Charlotte successfully used this strain, dubbed Charlotte’s Web, to treat her seizures, and quickly other people with chronic conditions got wind of her story and looked for CBD treatments themselves.
” She was a light that lit the world. She was a little girl who brought all of us on her small shoulders,” the Stanley siblings composed in a homage on the Charlotte’s Web website. “She grew, cultivated by a community, secured by love, demanding that the world witness her suffering so that they might find a solution. She increased every day, awakening others with her nerve, and with that smile that infected your spirit at the cellular level.”
A household pal announced the news of Charlotte’s death on her mother’s Facebook page on Tuesday.
” Charlotte is no longer suffering. She is seizure-free permanently. Thank you so much for all of your love. Please respect their privacy at this time,” Nichole, the household pal, composed.
In the week’s prior, Charlotte’s mom stated her whole family was feeling ill however that they were not able to get coronavirus tests.
Charlotte’s story clarified the restorative usages of marijuana
Charlotte had Dravet syndrome, a kind of epilepsy, and from the time she was simply 3 months old, she experienced hundreds of seizures every day, according to The Colorado Sun.
By the time Charlotte was 5, she couldn’t walk or talk and required a feeding tube.

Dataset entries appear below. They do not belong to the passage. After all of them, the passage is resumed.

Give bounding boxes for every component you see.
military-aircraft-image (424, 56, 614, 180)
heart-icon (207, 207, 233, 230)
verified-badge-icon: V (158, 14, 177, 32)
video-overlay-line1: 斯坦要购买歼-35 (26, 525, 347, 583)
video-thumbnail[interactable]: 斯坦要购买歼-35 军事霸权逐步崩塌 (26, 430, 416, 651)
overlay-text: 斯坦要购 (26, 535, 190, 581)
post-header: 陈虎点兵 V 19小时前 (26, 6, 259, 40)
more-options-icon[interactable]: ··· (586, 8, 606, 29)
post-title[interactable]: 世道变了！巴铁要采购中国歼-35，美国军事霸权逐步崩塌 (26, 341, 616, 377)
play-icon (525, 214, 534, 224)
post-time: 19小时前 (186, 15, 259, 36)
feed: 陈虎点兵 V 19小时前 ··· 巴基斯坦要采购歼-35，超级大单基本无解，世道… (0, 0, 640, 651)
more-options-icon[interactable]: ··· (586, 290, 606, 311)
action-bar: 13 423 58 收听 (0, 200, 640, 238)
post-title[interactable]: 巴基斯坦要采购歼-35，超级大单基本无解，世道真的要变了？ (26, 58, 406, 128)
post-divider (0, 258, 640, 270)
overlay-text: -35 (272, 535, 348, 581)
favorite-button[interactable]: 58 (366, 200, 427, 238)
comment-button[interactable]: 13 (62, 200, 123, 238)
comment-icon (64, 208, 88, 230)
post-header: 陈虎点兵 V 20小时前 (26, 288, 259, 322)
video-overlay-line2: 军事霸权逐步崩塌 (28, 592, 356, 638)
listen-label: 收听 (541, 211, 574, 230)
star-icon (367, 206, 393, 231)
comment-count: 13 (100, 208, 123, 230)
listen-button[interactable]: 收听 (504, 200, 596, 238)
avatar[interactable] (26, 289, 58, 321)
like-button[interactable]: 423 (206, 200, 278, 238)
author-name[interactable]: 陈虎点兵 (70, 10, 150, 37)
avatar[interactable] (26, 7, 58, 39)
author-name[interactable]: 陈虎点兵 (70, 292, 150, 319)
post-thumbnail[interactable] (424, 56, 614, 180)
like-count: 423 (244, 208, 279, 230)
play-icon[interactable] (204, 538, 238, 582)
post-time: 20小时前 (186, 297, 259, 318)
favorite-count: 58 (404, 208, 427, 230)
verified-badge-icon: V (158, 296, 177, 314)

When standard epilepsy treatments and medications stopped working to assist Charlotte, her moms and dads sought alternative options and discovered the therapeutic homes of CBD. Not long after, the Figis satisfied the Stanley brothers, the newspaper said.

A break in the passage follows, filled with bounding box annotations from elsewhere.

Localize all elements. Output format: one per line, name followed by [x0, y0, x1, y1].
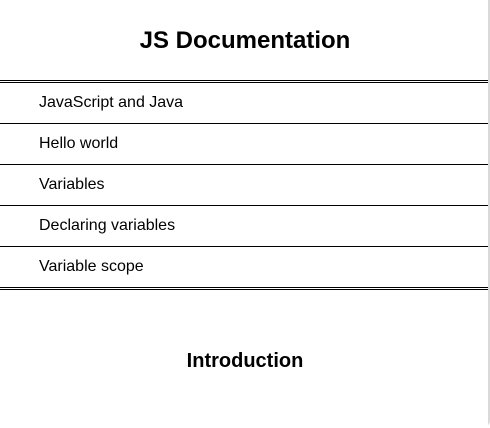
- nav-list-item: JavaScript and Java: [0, 83, 490, 124]
- nav-link-variable-scope[interactable]: Variable scope: [0, 247, 490, 287]
- nav-link-hello-world[interactable]: Hello world: [0, 124, 490, 165]
- nav-link-variables[interactable]: Variables: [0, 165, 490, 206]
- nav-list-item: Variables: [0, 165, 490, 206]
- nav-list-item: Hello world: [0, 124, 490, 165]
- section-heading-introduction: Introduction: [186, 350, 304, 372]
- nav-link-declaring-variables[interactable]: Declaring variables: [0, 206, 490, 247]
- documentation-page: JS Documentation JavaScript and Java Hel…: [0, 0, 490, 428]
- nav-list-item: Variable scope: [0, 247, 490, 287]
- nav-list: JavaScript and Java Hello world Variable…: [0, 80, 490, 290]
- nav-link-javascript-and-java[interactable]: JavaScript and Java: [0, 83, 490, 124]
- nav-title: JS Documentation: [139, 27, 351, 54]
- nav-list-item: Declaring variables: [0, 206, 490, 247]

— Charlotte’s Web (@charlottesweb) April 8, 2020
The Stanley brothers named the stress Charlotte’s Web after Charlotte, and it proved effective in minimizing Charlotte’s seizures. Ultimately, Charlotte had the ability to walk and talk again. Her mother weaned her off pharmaceutical treatments, and she no longer required a feeding tube.
Charlotte’s story ended up being the topic of medical literature and ignited a medical-cannabis movement of patients seeking CBD to treat their chronic conditions. Her story was also the focus of “Weed,” a documentary by CNN’s chief medical reporter, Dr. Sanjay Gupta
Now the medical-cannabis community and fans of Charlotte’s story are grieving her loss while remembering the methods she permanently altered the cannabis market.